Kahn made her comments July 19 in a keynote titled, “Massage in the Age of Health Care Transformation: Our Opportunities and Responsibilities” at the Alliance for Massage Therapy Education conference in St. Charles, Missouri. She is a massage therapist, research scientist, policy analyst and appointed member of the Advisory Group on Prevention, Health Promotion, and Integrative and Public Health.
Two of the doors of opportunity that Kahn discussed in her keynote were The Affordable Care Act, which includes a provision for including licensed practitioners of alternative and complementary therapies (CAM); and the military’s increasing use of CAM.
One section of the ACA Kahn talked about was section 2706, which states a group health plan shall not discriminate against any health care provider who is acting within the scope of that provider’s license or certification under applicable state law. “Meaning, if you are paying physical therapists to do something and those things are within the scope of practice for massage therapists within [their] scope and certain people want to use massage therapists, you have to reimburse [the massage therapist],” Kahn explained.
She also said the Department of Defense is embracing CAM more than any other government entity, “because it works, [and] their employees have to be functioning well mentally and physically, so they have been looking at what can we give these people so they can go do their jobs— on the battlefields and also back home.”
Senate Bill 852, Kahn said, from the Senate Committee on Veterans Affairs, would increase access to complementary and alternative medicine and other approaches to wellness and preventive care.
Walking through the doorways of opportunity in order to take advantage of the rapidly approaching changes in health care will necessitate that massage therapists link arms and move forward together, Kahn said, which could be a challenge to the profession.
“We get in each others’ way as a profession,” she said. For example, “There are people really concerned [about working in the health care system], they don’t want to take insurance and have someone 20 miles away … tell them how many sessions they can do [on a client], and so they’re going to say we shouldn’t go there.

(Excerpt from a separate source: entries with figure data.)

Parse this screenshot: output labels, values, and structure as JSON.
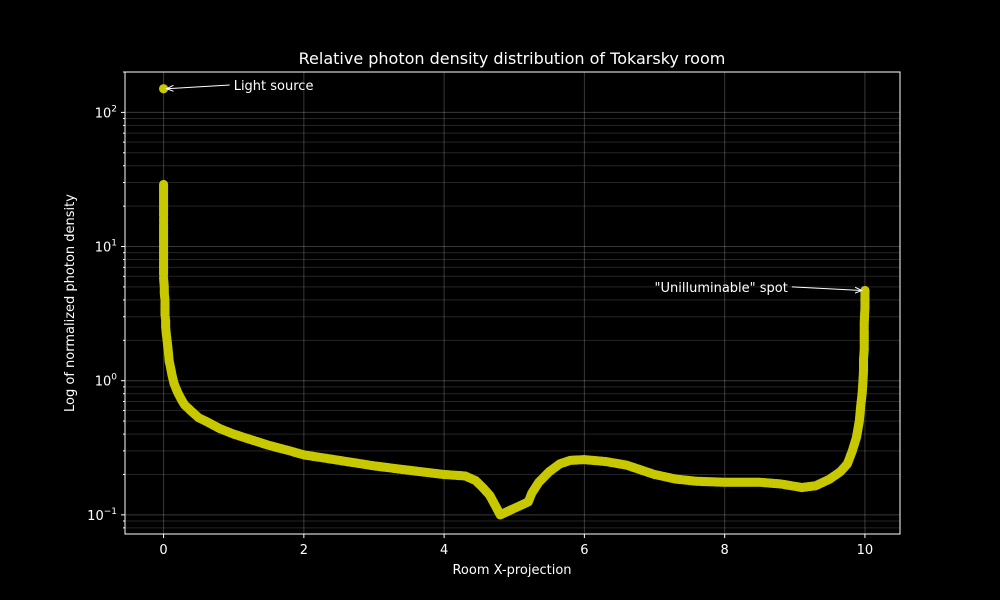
{
  "chart_data": {
    "type": "scatter",
    "title": "Relative photon density distribution of Tokarsky room",
    "xlabel": "Room X-projection",
    "ylabel": "Log of normalized photon density",
    "xlim": [
      -0.55,
      10.5
    ],
    "ylim": [
      0.072,
      200
    ],
    "y_scale": "log",
    "grid": true,
    "x_ticks": [
      0,
      2,
      4,
      6,
      8,
      10
    ],
    "x_tick_labels": [
      "0",
      "2",
      "4",
      "6",
      "8",
      "10"
    ],
    "y_ticks": [
      0.1,
      1,
      10,
      100
    ],
    "y_tick_labels": [
      {
        "base": "10",
        "exp": "−1"
      },
      {
        "base": "10",
        "exp": "0"
      },
      {
        "base": "10",
        "exp": "1"
      },
      {
        "base": "10",
        "exp": "2"
      }
    ],
    "series": [
      {
        "color": "#c8c800",
        "points": [
          [
            0,
            150
          ],
          [
            0,
            29
          ],
          [
            0,
            27
          ],
          [
            0,
            25
          ],
          [
            0,
            19
          ],
          [
            0,
            17
          ],
          [
            0,
            16
          ],
          [
            0,
            14
          ],
          [
            0,
            12.5
          ],
          [
            0,
            9.5
          ],
          [
            0,
            6.2
          ],
          [
            0,
            5.8
          ],
          [
            0.01,
            5.0
          ],
          [
            0.01,
            4.5
          ],
          [
            0.02,
            4.0
          ],
          [
            0.02,
            3.5
          ],
          [
            0.02,
            3.1
          ],
          [
            0.03,
            2.8
          ],
          [
            0.03,
            2.5
          ],
          [
            0.04,
            2.2
          ],
          [
            0.05,
            2.0
          ],
          [
            0.06,
            1.8
          ],
          [
            0.07,
            1.6
          ],
          [
            0.08,
            1.4
          ],
          [
            0.1,
            1.25
          ],
          [
            0.12,
            1.1
          ],
          [
            0.15,
            0.95
          ],
          [
            0.2,
            0.82
          ],
          [
            0.25,
            0.73
          ],
          [
            0.3,
            0.66
          ],
          [
            0.4,
            0.59
          ],
          [
            0.5,
            0.53
          ],
          [
            0.6,
            0.5
          ],
          [
            0.8,
            0.44
          ],
          [
            1.0,
            0.4
          ],
          [
            1.2,
            0.37
          ],
          [
            1.5,
            0.33
          ],
          [
            1.8,
            0.3
          ],
          [
            2.0,
            0.28
          ],
          [
            2.5,
            0.255
          ],
          [
            3.0,
            0.232
          ],
          [
            3.5,
            0.215
          ],
          [
            4.0,
            0.2
          ],
          [
            4.3,
            0.195
          ],
          [
            4.45,
            0.18
          ],
          [
            4.55,
            0.16
          ],
          [
            4.65,
            0.14
          ],
          [
            4.72,
            0.12
          ],
          [
            4.8,
            0.1
          ],
          [
            5.2,
            0.125
          ],
          [
            5.25,
            0.145
          ],
          [
            5.35,
            0.175
          ],
          [
            5.5,
            0.21
          ],
          [
            5.65,
            0.24
          ],
          [
            5.8,
            0.255
          ],
          [
            6.0,
            0.258
          ],
          [
            6.3,
            0.25
          ],
          [
            6.6,
            0.235
          ],
          [
            7.0,
            0.2
          ],
          [
            7.3,
            0.185
          ],
          [
            7.6,
            0.178
          ],
          [
            8.0,
            0.175
          ],
          [
            8.5,
            0.175
          ],
          [
            8.8,
            0.17
          ],
          [
            9.1,
            0.16
          ],
          [
            9.3,
            0.165
          ],
          [
            9.5,
            0.185
          ],
          [
            9.65,
            0.21
          ],
          [
            9.75,
            0.24
          ],
          [
            9.82,
            0.3
          ],
          [
            9.88,
            0.38
          ],
          [
            9.92,
            0.5
          ],
          [
            9.94,
            0.65
          ],
          [
            9.96,
            0.8
          ],
          [
            9.97,
            0.95
          ],
          [
            9.98,
            1.2
          ],
          [
            9.98,
            1.45
          ],
          [
            9.99,
            1.7
          ],
          [
            9.99,
            2.0
          ],
          [
            9.99,
            2.3
          ],
          [
            9.99,
            2.7
          ],
          [
            10.0,
            3.5
          ],
          [
            10.0,
            4.7
          ]
        ]
      }
    ],
    "annotations": [
      {
        "text": "Light source",
        "x": 0,
        "y": 150,
        "text_x": 1.0,
        "text_y": 160
      },
      {
        "text": "\"Unilluminable\" spot",
        "x": 10,
        "y": 4.7,
        "text_x": 7.0,
        "text_y": 5.0
      }
    ]
  }
}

“I want to say, you shouldn’t go there if you don’t want to deal with those problems—[but] if you don’t want to do that, let’s figure out a way you don’t have to and I still can,” she added.

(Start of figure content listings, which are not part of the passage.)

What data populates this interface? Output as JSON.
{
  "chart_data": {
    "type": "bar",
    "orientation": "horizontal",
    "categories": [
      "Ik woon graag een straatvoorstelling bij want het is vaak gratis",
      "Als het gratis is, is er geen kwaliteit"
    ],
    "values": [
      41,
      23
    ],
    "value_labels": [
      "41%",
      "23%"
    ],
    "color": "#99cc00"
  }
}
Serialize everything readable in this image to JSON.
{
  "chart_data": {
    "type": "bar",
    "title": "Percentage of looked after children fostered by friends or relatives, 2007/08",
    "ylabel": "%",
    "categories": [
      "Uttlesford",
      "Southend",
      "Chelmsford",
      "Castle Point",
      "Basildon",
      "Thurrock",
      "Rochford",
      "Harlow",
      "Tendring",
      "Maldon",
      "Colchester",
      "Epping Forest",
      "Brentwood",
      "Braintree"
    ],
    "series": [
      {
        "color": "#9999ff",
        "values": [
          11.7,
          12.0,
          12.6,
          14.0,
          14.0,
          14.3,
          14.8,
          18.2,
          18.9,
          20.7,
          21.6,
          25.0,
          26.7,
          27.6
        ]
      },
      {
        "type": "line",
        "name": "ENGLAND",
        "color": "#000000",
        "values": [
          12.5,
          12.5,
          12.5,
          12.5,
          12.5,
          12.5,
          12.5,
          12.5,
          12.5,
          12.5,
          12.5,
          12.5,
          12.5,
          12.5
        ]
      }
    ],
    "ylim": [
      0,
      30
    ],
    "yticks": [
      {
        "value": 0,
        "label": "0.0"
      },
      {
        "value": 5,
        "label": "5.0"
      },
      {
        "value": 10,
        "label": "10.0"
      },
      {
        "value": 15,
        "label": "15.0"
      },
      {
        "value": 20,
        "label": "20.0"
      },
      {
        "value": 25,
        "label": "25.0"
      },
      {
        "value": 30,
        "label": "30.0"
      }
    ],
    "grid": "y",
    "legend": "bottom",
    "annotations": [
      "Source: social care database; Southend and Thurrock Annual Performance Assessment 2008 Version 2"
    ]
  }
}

Another barrier to moving through the doorways of opportunity, Kahn said, is the lack of a clear, articulate voice in Washington representing therapeutic massage “and helping policymakers and the public underhand how we can fit into the new health care system in a an expanded way.”

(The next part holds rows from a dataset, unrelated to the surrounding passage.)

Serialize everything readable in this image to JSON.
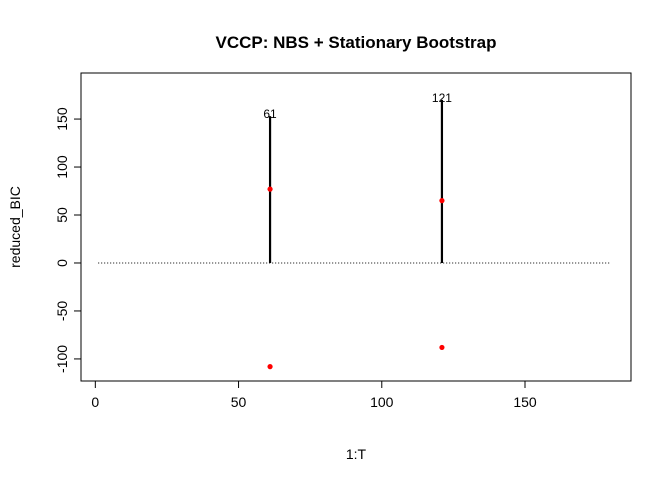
{
  "chart_data": {
    "type": "scatter",
    "title": "VCCP: NBS + Stationary Bootstrap",
    "xlabel": "1:T",
    "ylabel": "reduced_BIC",
    "xlim": [
      -5,
      187
    ],
    "ylim": [
      -123,
      198
    ],
    "x_ticks": [
      0,
      50,
      100,
      150
    ],
    "y_ticks": [
      -100,
      -50,
      0,
      50,
      100,
      150
    ],
    "grid": false,
    "baseline": {
      "y": 0,
      "x_from": 1,
      "x_to": 180,
      "style": "dotted"
    },
    "segments": [
      {
        "x": 61,
        "y0": 0,
        "y1": 153,
        "label": "61"
      },
      {
        "x": 121,
        "y0": 0,
        "y1": 170,
        "label": "121"
      }
    ],
    "points": [
      {
        "x": 61,
        "y": 77
      },
      {
        "x": 61,
        "y": -108
      },
      {
        "x": 121,
        "y": 65
      },
      {
        "x": 121,
        "y": -88
      }
    ],
    "colors": {
      "segments": "#000000",
      "points": "#ff0000",
      "baseline": "#000000"
    }
  }
}
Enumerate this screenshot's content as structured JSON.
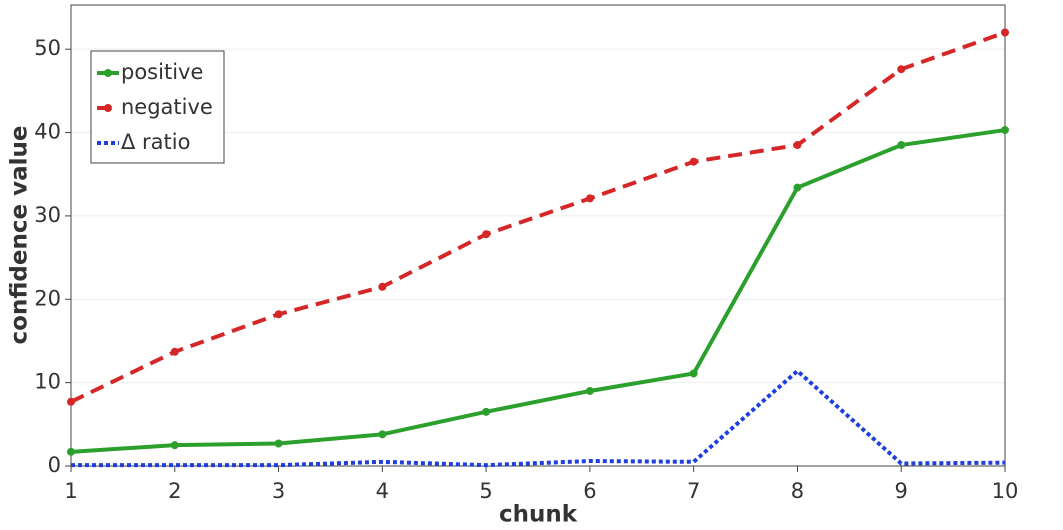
{
  "chart_data": {
    "type": "line",
    "x_label": "chunk",
    "y_label": "confidence value",
    "x": [
      1,
      2,
      3,
      4,
      5,
      6,
      7,
      8,
      9,
      10
    ],
    "xlim": [
      1,
      10
    ],
    "xticks": [
      1,
      2,
      3,
      4,
      5,
      6,
      7,
      8,
      9,
      10
    ],
    "ylim": [
      0,
      55.3
    ],
    "yticks": [
      0,
      10,
      20,
      30,
      40,
      50
    ],
    "grid": true,
    "legend": "upper-left",
    "series": [
      {
        "name": "positive",
        "color": "#2ca02c",
        "dash": "solid",
        "marker": true,
        "values": [
          1.7,
          2.5,
          2.7,
          3.8,
          6.5,
          9.0,
          11.1,
          33.4,
          38.5,
          40.3
        ]
      },
      {
        "name": "negative",
        "color": "#d62728",
        "dash": "dash",
        "marker": true,
        "values": [
          7.7,
          13.7,
          18.2,
          21.5,
          27.8,
          32.1,
          36.5,
          38.5,
          47.6,
          52.0
        ]
      },
      {
        "name": "Δ ratio",
        "color": "#1f3fe0",
        "dash": "dot",
        "marker": false,
        "values": [
          0.1,
          0.1,
          0.1,
          0.5,
          0.1,
          0.6,
          0.5,
          11.4,
          0.3,
          0.4
        ]
      }
    ]
  }
}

She also told her audience, comprising massage therapy teachers and administrators, that lack of consistent massage training is problematic as well.
“[There is] concern by other health care providers and by health care administration that massage therapy training is too limited and does not guarantee a predictable product,” Kahn said. “Most disconcerting is the lack of understanding of common clinical language and protocols, and the diversity of training.”